Iconic Cinematic Seductresses In Film Noir


Film noir displays evil, ambiguity, pessimism and paranoia. The plot includes scenes of crime, corruption, murder and predominantly a mysterious femme fatale. Such films, can be categorized as a neo-noir film, as it includes these conventions of the film noir genre, primarily the daring and devious anti-heroine. From a technical viewpoint, Basic Instinct used the common techniques in noir films and inspired many. We’re talking about ruthless women who leave smirking, gullible men broken-hearted in their wake at best. Such films include:

Suzanne Stone-Maretto
To Die For (1995)

Gus Van Sant’s tragic-comic tale centres on Suzanne Stone (Nicole Kidman) a fame obsessed housewife who seduces three teenagers to get rid of her husband. Kidman deliciously matches her stunning looks with a nasty wit that we can’t help fall prey to. She’s not motivated by greed, revenge or desperation, but by ambition.

Lynn Bracken
L.A. Confidential (1997)

This role marked the highpoint in Basinger’s career, winning her an Oscar in 1997. Kim Basinger is the sultry femme fatale Lynn Bracken, a prostitute made to look like the famous actress Veronica Lake. This sexy, sensual, dangerous and silent woman acts as a tool for blackmailing important people because she deliberately lets frivolous photos of her and her customers be taken.

Dorothy Vallens
Blue Velvet (1986)

Vallens is a singer, ‘The Lady in Blue’, whose rendition of the song Blue Velvet comprises her entire repertoire. Isabella Rossellini delivers a marvelous performance as Vallens. The point of juxtaposing the shocking and the mundane is not, as might be expected, to lampoon the masochist Dorothy for her hypocrisy; she promises to probe the evil just below the surface of a town and its inhabitants, but ultimately delivers a seductive hodgepodge of voyeurism and moralism.

Mal Cobb
Inception (2010)

Cobb is plagued with guilty visions of his late wife, Mal (Marion Cotillard), invading his synapseworld and threatening to become more real than either Cobb’s trickster dreams or his waking life. Marion Cotillard is ravishingly scintillating and does her best to squeeze dimensionality to the deceased sub-conscious projection; she’s sad, psychotic, lovely and she is heartbreaking as the real emotional backbone.

Laure Ash / Lily Watts
Femme Fatale (2002)

The thief Laurie Ash (Rebecca Romijn-Stamos) steals the expensive diamond jewel called ‘Eye of the Serpent’ in an audacious heist during an exhibition in Cannes 2001 Festival. Laura is completely unscrupulous and she’s trouble and temptation personified. Her superiority and intelligence make her fearsome. Rebecca Romijn-Stamos is sizzling as the film’s eponymous femme fatale.

Xenia Onatopp
GoldenEye (1995)

A master assassin, a foxy former KGB agent with a taste for high-stakes thrills, and aircraft pilot, Xenia is an associate of Alec Trevelyan in the 1995 movie Goldeneye.

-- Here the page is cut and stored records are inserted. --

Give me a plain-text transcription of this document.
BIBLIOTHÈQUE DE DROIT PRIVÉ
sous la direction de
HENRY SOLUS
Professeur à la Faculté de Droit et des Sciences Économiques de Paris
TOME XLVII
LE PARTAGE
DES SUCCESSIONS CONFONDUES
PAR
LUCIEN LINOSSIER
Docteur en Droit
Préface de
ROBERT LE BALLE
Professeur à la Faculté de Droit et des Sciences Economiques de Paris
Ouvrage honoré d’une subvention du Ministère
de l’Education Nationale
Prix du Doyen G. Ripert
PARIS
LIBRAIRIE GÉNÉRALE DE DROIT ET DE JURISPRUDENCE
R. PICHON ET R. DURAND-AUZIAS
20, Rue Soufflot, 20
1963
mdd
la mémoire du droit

Played by Famke Janssen, this seductress is one of the most iconic villains that James Bond has ever encountered. Also a sadomasochist, Xenia suffocates her enemies to death while having sexual intercourse just to feed her satisfaction, and sometimes she tranquilly smokes big cigars and knocks off her victims with her ‘killer thighs.’ In one scene, she challenges Bond’s legendary Aston Martin DB5 to a wild road race outside Monte Carlo with her red Ferrari; while in another she snatches a top-secret helicopter from under the noses of the French navy.

Marquise de Merteuil

At the center of the film are the Marquise de Merteuil, a Parisian socialite whose days are spent concocting elaborate erotic intrigues, and, poised before her vanity table, she seems majestically corrupt, and Vicomte de Valmont (John Malkovich), her rich, aristocratic former lover, who now devote themselves to the pursuit of sexual liaisons, not necessarily for pleasure but for the power they confer on the one who is loved but does not love. Glenn Close delivers the performance of her career by being tight-lipped and self-contained, bubbling momentarily into a rage only when provoked and the Marquise’s compulsive destructiveness makes her a character with true classical grandeur.

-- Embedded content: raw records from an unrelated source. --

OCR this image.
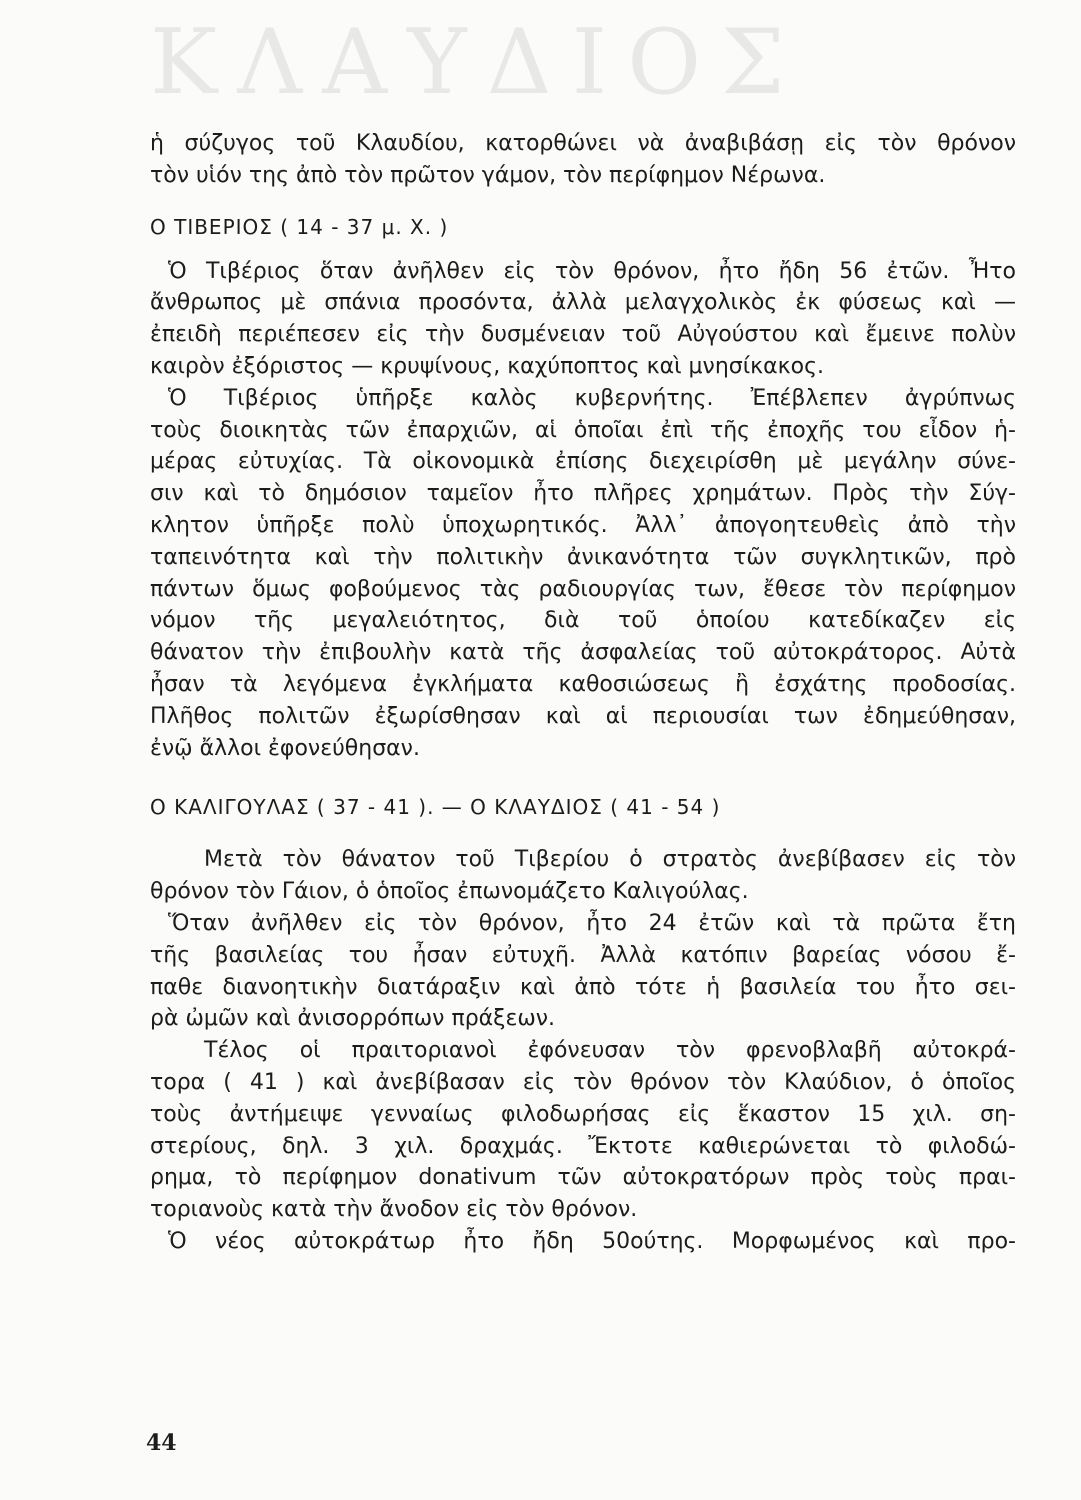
ΚΛΑΥΔΙΟΣ
ἡ σύζυγος τοῦ Κλαυδίου, κατορθώνει νὰ ἀναβιβάσῃ εἰς τὸν θρόνον
τὸν υἱόν της ἀπὸ τὸν πρῶτον γάμον, τὸν περίφημον Νέρωνα.
Ο ΤΙΒΕΡΙΟΣ ( 14 - 37 μ. Χ. )
Ὁ Τιβέριος ὅταν ἀνῆλθεν εἰς τὸν θρόνον, ἦτο ἤδη 56 ἐτῶν. Ἦτο
ἄνθρωπος μὲ σπάνια προσόντα, ἀλλὰ μελαγχολικὸς ἐκ φύσεως καὶ —
ἐπειδὴ περιέπεσεν εἰς τὴν δυσμένειαν τοῦ Αὐγούστου καὶ ἔμεινε πολὺν
καιρὸν ἐξόριστος — κρυψίνους, καχύποπτος καὶ μνησίκακος.
Ὁ Τιβέριος ὑπῆρξε καλὸς κυβερνήτης. Ἐπέβλεπεν ἀγρύπνως
τοὺς διοικητὰς τῶν ἐπαρχιῶν, αἱ ὁποῖαι ἐπὶ τῆς ἐποχῆς του εἶδον ἡ-
μέρας εὐτυχίας. Τὰ οἰκονομικὰ ἐπίσης διεχειρίσθη μὲ μεγάλην σύνε-
σιν καὶ τὸ δημόσιον ταμεῖον ἦτο πλῆρες χρημάτων. Πρὸς τὴν Σύγ-
κλητον ὑπῆρξε πολὺ ὑποχωρητικός. Ἀλλ᾽ ἀπογοητευθεὶς ἀπὸ τὴν
ταπεινότητα καὶ τὴν πολιτικὴν ἀνικανότητα τῶν συγκλητικῶν, πρὸ
πάντων ὅμως φοβούμενος τὰς ραδιουργίας των, ἔθεσε τὸν περίφημον
νόμον τῆς μεγαλειότητος, διὰ τοῦ ὁποίου κατεδίκαζεν εἰς
θάνατον τὴν ἐπιβουλὴν κατὰ τῆς ἀσφαλείας τοῦ αὐτοκράτορος. Αὐτὰ
ἦσαν τὰ λεγόμενα ἐγκλήματα καθοσιώσεως ἢ ἐσχάτης προδοσίας.
Πλῆθος πολιτῶν ἐξωρίσθησαν καὶ αἱ περιουσίαι των ἐδημεύθησαν,
ἐνῷ ἄλλοι ἐφονεύθησαν.
Ο ΚΑΛΙΓΟΥΛΑΣ ( 37 - 41 ). — Ο ΚΛΑΥΔΙΟΣ ( 41 - 54 )
Μετὰ τὸν θάνατον τοῦ Τιβερίου ὁ στρατὸς ἀνεβίβασεν εἰς τὸν
θρόνον τὸν Γάιον, ὁ ὁποῖος ἐπωνομάζετο Καλιγούλας.
Ὅταν ἀνῆλθεν εἰς τὸν θρόνον, ἦτο 24 ἐτῶν καὶ τὰ πρῶτα ἔτη
τῆς βασιλείας του ἦσαν εὐτυχῆ. Ἀλλὰ κατόπιν βαρείας νόσου ἔ-
παθε διανοητικὴν διατάραξιν καὶ ἀπὸ τότε ἡ βασιλεία του ἦτο σει-
ρὰ ὠμῶν καὶ ἀνισορρόπων πράξεων.
Τέλος οἱ πραιτοριανοὶ ἐφόνευσαν τὸν φρενοβλαβῆ αὐτοκρά-
τορα ( 41 ) καὶ ἀνεβίβασαν εἰς τὸν θρόνον τὸν Κλαύδιον, ὁ ὁποῖος
τοὺς ἀντήμειψε γενναίως φιλοδωρήσας εἰς ἕκαστον 15 χιλ. ση-
στερίους, δηλ. 3 χιλ. δραχμάς. Ἔκτοτε καθιερώνεται τὸ φιλοδώ-
ρημα, τὸ περίφημον donativum τῶν αὐτοκρατόρων πρὸς τοὺς πραι-
τοριανοὺς κατὰ τὴν ἄνοδον εἰς τὸν θρόνον.
Ὁ νέος αὐτοκράτωρ ἦτο ἤδη 50ούτης. Μορφωμένος καὶ προ-
44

One of the most popular techniques of the film noir genre, that is evident within the movie, is the use of low-key lighting and shadows. The purpose of this technique is to leave an unsettling impression thus creating a mood of alienation and loneliness while the seductress tempts, in the most manipulative manner, and keeps some of our favorite leading men under pressure in many classic scenarios.